How should VET respond to all this? By moving closer to meeting business needs, or by leaving that to a different segment of the market? Is there a distinction between the natural role of public and private providers? Another question relates to the boundaries between VET and higher education.
Our own research on the demand driven university system focused on the ‘additional’ students who went to university as a result of that system – effectively a synthetic cohort of students constructed using statistical techniques, which allow us to draw some conclusions about who they are and how they fared.
In some respects they were a very different cohort – 73 per cent of them had an ATAR less than 70 (compared with the comparator cohort, in which only 28 per cent had an ATAR below 70). 30 per cent of them had done some VET, compared to the comparator of 10 per cent.
Compared with other students, these so-called ‘additional students’ were more likely to drop out, but of those who graduated, they were just as likely to be in full time work and their graduate salaries were roughly similar. Would they have done better in VET?

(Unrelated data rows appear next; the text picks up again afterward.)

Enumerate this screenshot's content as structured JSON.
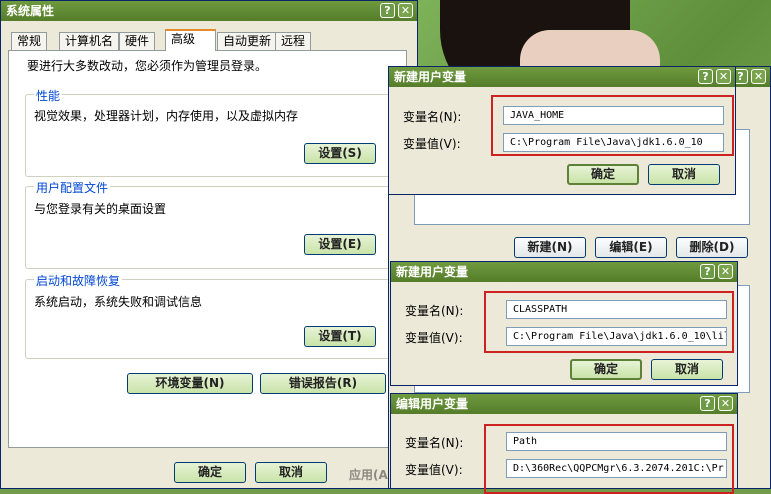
{
  "sysprops": {
    "title": "系统属性",
    "tabs": [
      "常规",
      "计算机名",
      "硬件",
      "高级",
      "自动更新",
      "远程"
    ],
    "note": "要进行大多数改动，您必须作为管理员登录。",
    "perf": {
      "title": "性能",
      "desc": "视觉效果，处理器计划，内存使用，以及虚拟内存",
      "button": "设置(S)"
    },
    "profile": {
      "title": "用户配置文件",
      "desc": "与您登录有关的桌面设置",
      "button": "设置(E)"
    },
    "startup": {
      "title": "启动和故障恢复",
      "desc": "系统启动，系统失败和调试信息",
      "button": "设置(T)"
    },
    "env_button": "环境变量(N)",
    "error_button": "错误报告(R)",
    "ok": "确定",
    "cancel": "取消",
    "apply": "应用(A"
  },
  "envvars": {
    "new_btn": "新建(N)",
    "edit_btn": "编辑(E)",
    "delete_btn": "删除(D)"
  },
  "dialogs": [
    {
      "title": "新建用户变量",
      "name_label": "变量名(N):",
      "value_label": "变量值(V):",
      "name": "JAVA_HOME",
      "value": "C:\\Program File\\Java\\jdk1.6.0_10",
      "ok": "确定",
      "cancel": "取消"
    },
    {
      "title": "新建用户变量",
      "name_label": "变量名(N):",
      "value_label": "变量值(V):",
      "name": "CLASSPATH",
      "value": "C:\\Program File\\Java\\jdk1.6.0_10\\lil",
      "ok": "确定",
      "cancel": "取消"
    },
    {
      "title": "编辑用户变量",
      "name_label": "变量名(N):",
      "value_label": "变量值(V):",
      "name": "Path",
      "value": "D:\\360Rec\\QQPCMgr\\6.3.2074.201C:\\Pr"
    }
  ]
}
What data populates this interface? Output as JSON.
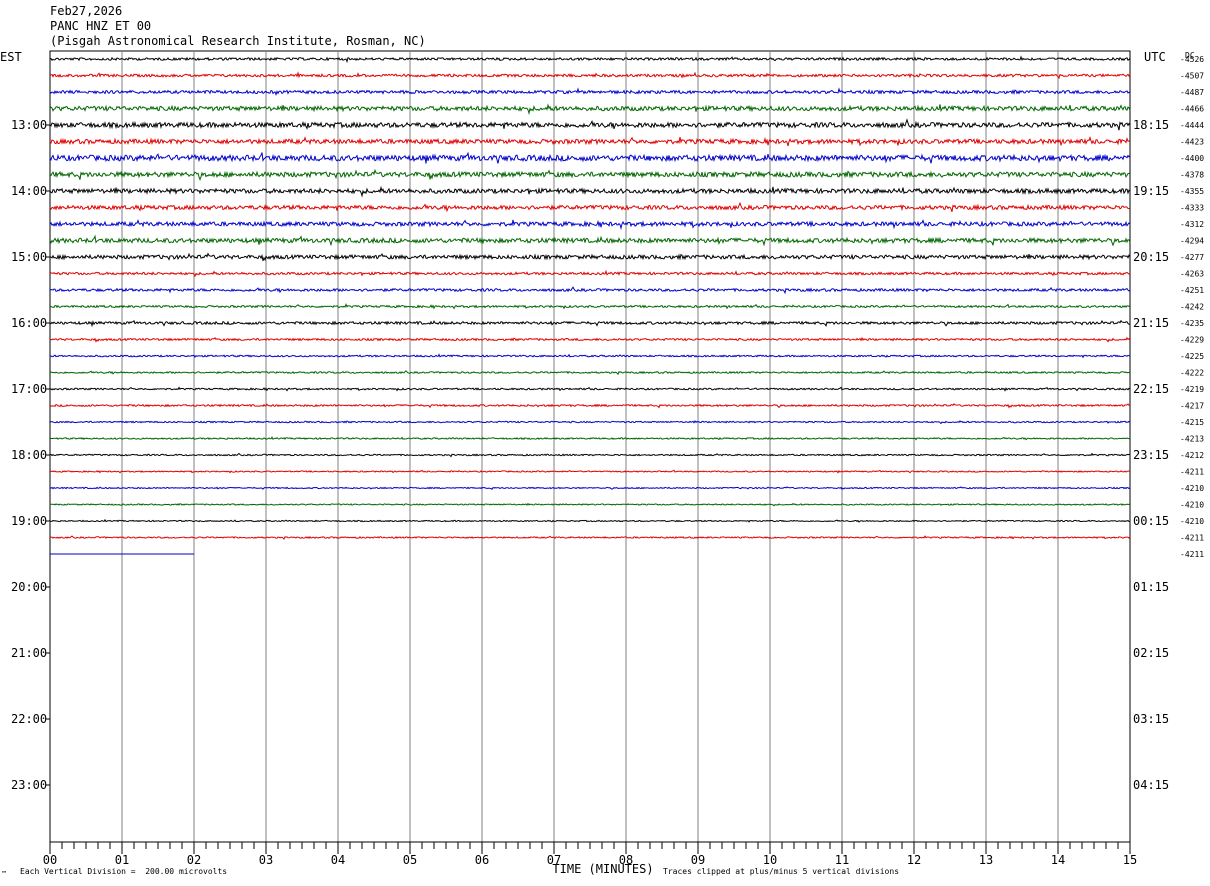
{
  "header": {
    "date": "Feb27,2026",
    "station": "PANC HNZ ET 00",
    "location": "(Pisgah Astronomical Research Institute, Rosman, NC)"
  },
  "axes": {
    "left_tz": "EST",
    "right_tz": "UTC",
    "dc_label": "DC",
    "xlabel": "TIME (MINUTES)"
  },
  "notes": {
    "division": "Each Vertical Division =  200.00 microvolts",
    "clipped": "Traces clipped at plus/minus 5 vertical divisions",
    "corner_mark": "™"
  },
  "colors": {
    "trace_cycle": [
      "#000000",
      "#e00000",
      "#0000cc",
      "#006600"
    ],
    "grid": "#808080"
  },
  "chart_data": {
    "type": "line",
    "title": "PANC HNZ ET 00",
    "x_range_minutes": [
      0,
      15
    ],
    "x_ticks": [
      "00",
      "01",
      "02",
      "03",
      "04",
      "05",
      "06",
      "07",
      "08",
      "09",
      "10",
      "11",
      "12",
      "13",
      "14",
      "15"
    ],
    "row_minutes": 15,
    "left_labels": [
      "13:00",
      "14:00",
      "15:00",
      "16:00",
      "17:00",
      "18:00",
      "19:00",
      "20:00",
      "21:00",
      "22:00",
      "23:00"
    ],
    "right_labels": [
      "18:15",
      "19:15",
      "20:15",
      "21:15",
      "22:15",
      "23:15",
      "00:15",
      "01:15",
      "02:15",
      "03:15",
      "04:15"
    ],
    "dc_offsets": [
      "-4526",
      "-4507",
      "-4487",
      "-4466",
      "-4444",
      "-4423",
      "-4400",
      "-4378",
      "-4355",
      "-4333",
      "-4312",
      "-4294",
      "-4277",
      "-4263",
      "-4251",
      "-4242",
      "-4235",
      "-4229",
      "-4225",
      "-4222",
      "-4219",
      "-4217",
      "-4215",
      "-4213",
      "-4212",
      "-4211",
      "-4210",
      "-4210",
      "-4210",
      "-4211",
      "-4211"
    ],
    "traces": [
      {
        "index": 0,
        "color": "#000000",
        "amplitude": 1.2,
        "end_minute": 15
      },
      {
        "index": 1,
        "color": "#e00000",
        "amplitude": 1.3,
        "end_minute": 15
      },
      {
        "index": 2,
        "color": "#0000cc",
        "amplitude": 1.5,
        "end_minute": 15
      },
      {
        "index": 3,
        "color": "#006600",
        "amplitude": 2.2,
        "end_minute": 15
      },
      {
        "index": 4,
        "color": "#000000",
        "amplitude": 2.4,
        "end_minute": 15
      },
      {
        "index": 5,
        "color": "#e00000",
        "amplitude": 2.2,
        "end_minute": 15
      },
      {
        "index": 6,
        "color": "#0000cc",
        "amplitude": 2.8,
        "end_minute": 15
      },
      {
        "index": 7,
        "color": "#006600",
        "amplitude": 2.4,
        "end_minute": 15
      },
      {
        "index": 8,
        "color": "#000000",
        "amplitude": 2.2,
        "end_minute": 15
      },
      {
        "index": 9,
        "color": "#e00000",
        "amplitude": 2.0,
        "end_minute": 15
      },
      {
        "index": 10,
        "color": "#0000cc",
        "amplitude": 2.0,
        "end_minute": 15
      },
      {
        "index": 11,
        "color": "#006600",
        "amplitude": 2.2,
        "end_minute": 15
      },
      {
        "index": 12,
        "color": "#000000",
        "amplitude": 1.9,
        "end_minute": 15
      },
      {
        "index": 13,
        "color": "#e00000",
        "amplitude": 1.2,
        "end_minute": 15
      },
      {
        "index": 14,
        "color": "#0000cc",
        "amplitude": 1.3,
        "end_minute": 15
      },
      {
        "index": 15,
        "color": "#006600",
        "amplitude": 1.0,
        "end_minute": 15
      },
      {
        "index": 16,
        "color": "#000000",
        "amplitude": 1.3,
        "end_minute": 15
      },
      {
        "index": 17,
        "color": "#e00000",
        "amplitude": 1.0,
        "end_minute": 15
      },
      {
        "index": 18,
        "color": "#0000cc",
        "amplitude": 0.8,
        "end_minute": 15
      },
      {
        "index": 19,
        "color": "#006600",
        "amplitude": 0.8,
        "end_minute": 15
      },
      {
        "index": 20,
        "color": "#000000",
        "amplitude": 0.8,
        "end_minute": 15
      },
      {
        "index": 21,
        "color": "#e00000",
        "amplitude": 0.9,
        "end_minute": 15
      },
      {
        "index": 22,
        "color": "#0000cc",
        "amplitude": 0.7,
        "end_minute": 15
      },
      {
        "index": 23,
        "color": "#006600",
        "amplitude": 0.7,
        "end_minute": 15
      },
      {
        "index": 24,
        "color": "#000000",
        "amplitude": 0.7,
        "end_minute": 15
      },
      {
        "index": 25,
        "color": "#e00000",
        "amplitude": 0.6,
        "end_minute": 15
      },
      {
        "index": 26,
        "color": "#0000cc",
        "amplitude": 0.6,
        "end_minute": 15
      },
      {
        "index": 27,
        "color": "#006600",
        "amplitude": 0.6,
        "end_minute": 15
      },
      {
        "index": 28,
        "color": "#000000",
        "amplitude": 0.6,
        "end_minute": 15
      },
      {
        "index": 29,
        "color": "#e00000",
        "amplitude": 0.7,
        "end_minute": 15
      },
      {
        "index": 30,
        "color": "#0000cc",
        "amplitude": 0.0,
        "end_minute": 2
      }
    ]
  }
}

We tried to compare these students with other students who had similar characteristics but who went through the VET system. That analysis suggested – very tentatively – that those in the VET system were more likely to end up in full time work and had higher pay, a few years after graduating.

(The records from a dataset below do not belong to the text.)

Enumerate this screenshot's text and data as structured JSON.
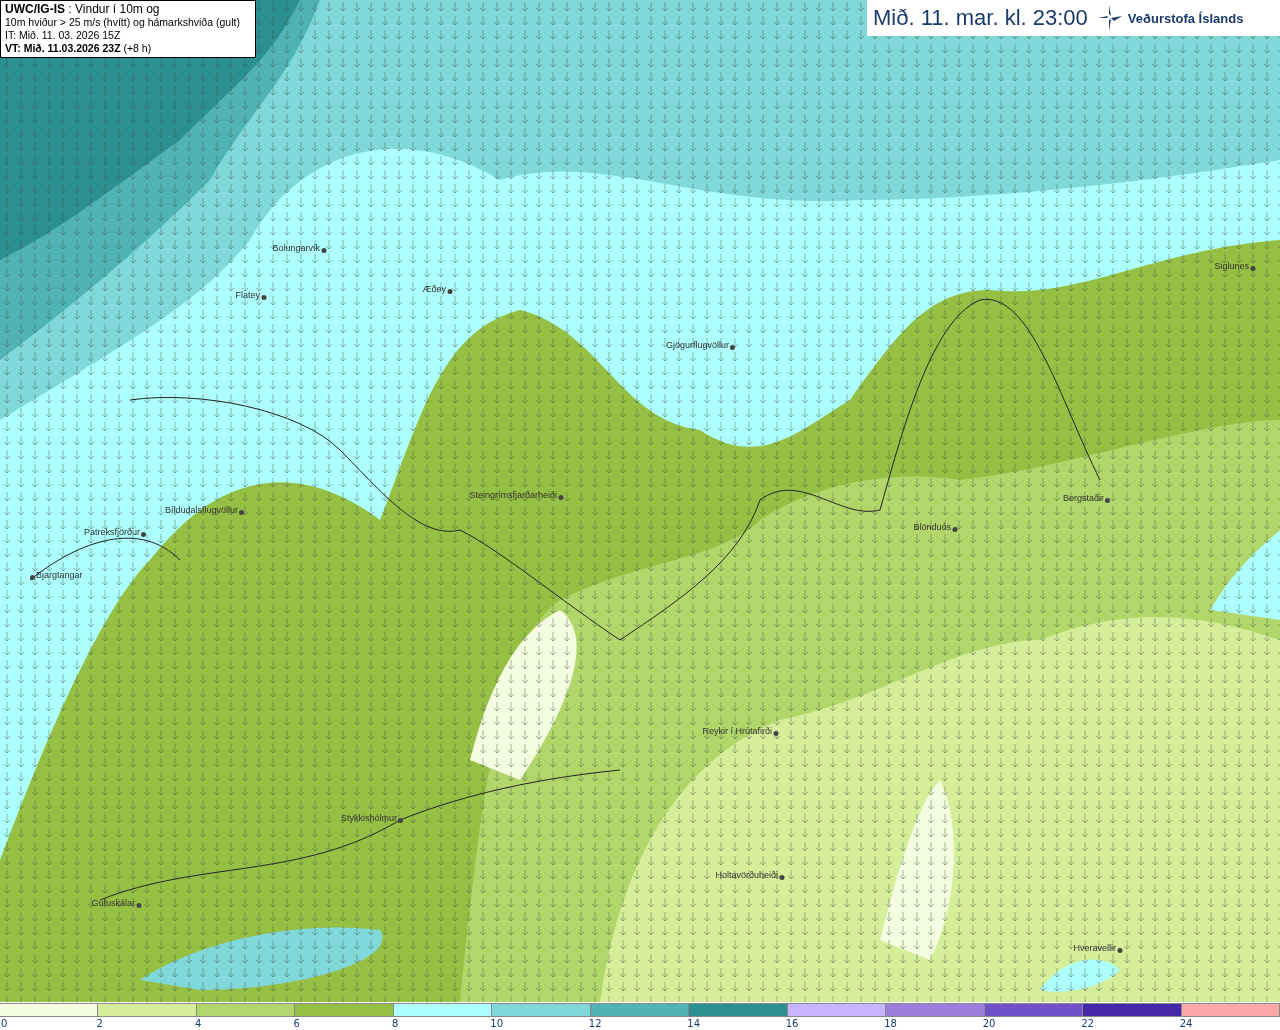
{
  "info_box": {
    "lines": [
      "**UWC/IG-IS** : Vindur í 10m og",
      "10m hviður > 25 m/s (hvítt) og hámarkshviða (gult)",
      "IT: Mið. 11. 03. 2026 15Z",
      "**VT: Mið. 11.03.2026 23Z** (+8 h)"
    ]
  },
  "title_bar": {
    "title": "Mið. 11. mar. kl. 23:00",
    "brand": "Veðurstofa Íslands"
  },
  "stations": [
    {
      "name": "Bolungarvík"
    },
    {
      "name": "Flatey"
    },
    {
      "name": "Æðey"
    },
    {
      "name": "Gjögurflugvöllur"
    },
    {
      "name": "Steingrímsfjarðarheiði"
    },
    {
      "name": "Bíldudalsflugvöllur"
    },
    {
      "name": "Patreksfjörður"
    },
    {
      "name": "Bjargtangar"
    },
    {
      "name": "Siglunes"
    },
    {
      "name": "Blönduós"
    },
    {
      "name": "Bergstaðir"
    },
    {
      "name": "Reykir í Hrútafirði"
    },
    {
      "name": "Stykkishólmur"
    },
    {
      "name": "Holtavörðuheiði"
    },
    {
      "name": "Gufuskálar"
    },
    {
      "name": "Hveravellir"
    }
  ],
  "legend": {
    "bins": [
      {
        "label": "0",
        "color": "#f5fde0"
      },
      {
        "label": "2",
        "color": "#d4ee9a"
      },
      {
        "label": "4",
        "color": "#b1d66a"
      },
      {
        "label": "6",
        "color": "#96c044"
      },
      {
        "label": "8",
        "color": "#adfffd"
      },
      {
        "label": "10",
        "color": "#80d8d8"
      },
      {
        "label": "12",
        "color": "#50b4b4"
      },
      {
        "label": "14",
        "color": "#2a9090"
      },
      {
        "label": "16",
        "color": "#c8b4fc"
      },
      {
        "label": "18",
        "color": "#9c7cdc"
      },
      {
        "label": "20",
        "color": "#7050c8"
      },
      {
        "label": "22",
        "color": "#4428a8"
      },
      {
        "label": "24",
        "color": "#fca8a8"
      }
    ]
  }
}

Of course the challenge is to judge these things over the full life cycle. As we showed, the earnings premium is higher for higher ed than for VET (though this isn’t correcting for the student cohort), though it has fallen in recent years. Importantly, the earnings premium for higher education continues to rise with age, peaking in a worker’s 50s, whereas the VET premium is flatter over the life cycle.
Of course, the boundaries between higher education and VET can be blurred, and they are an imperfect proxy for the distinction between vocational and generalist education. Universities teach a number of vocational subjects; and the VET system does a lot of generalist training, including in foundation literacy and numeracy.
Overall, do we have the balance right between generalist vs occupation-specific training? Again, David Deming looked at this issue in the context of STEM careers. His general finding is that if technological progress is rapid, then the optimal training mix shifts in favour of general over occupation-specific training, since there is greater obsolescence in the latter, whereas strong generalist education facilitates ongoing learning.
STEM occupations in particular attract a high initial earnings premium, but also have high rates of change in the underlying subject matter, so it is hard to maintain that earnings premium over a full working life.
Whereas in another paper, the age at which the average American worker hits their peak earnings has shifted from the late 30s in 1960 to their mid 50s today. He attributes this to the growing importance of decision making skills in the modern workplace – skills which are honed over time and rely on experience (as well as underlying cognitive ability) as a key input.
The observation that the average worker’s value peaks later in life is interesting to ponder. Does it suggest anything about the mix between initial and lifelong learning? One thing it does seem to imply is that a lot of knowledge resides within people, which is only imperfectly transferrable. Unlike machines, we can’t save it on a memory stick.
Our great challenge over the centuries has been to invent a different sort of machine – a set of social, cultural, economic and educational institutions to transfer knowledge from person to person as efficiently as possible. Hence the importance of the vocational education research community.
As I promised – more questions than answers.
The big point is this: we spend a lot of time debating the mechanics of the system, but we also need to lift the gaze and ask, in light of the changes around us, what should our overall system look like.
How do we best prepare workers and citizens for a world that requires us to combine the emerging technology of the modern day with the distinctly human traits evolved over thousands of years.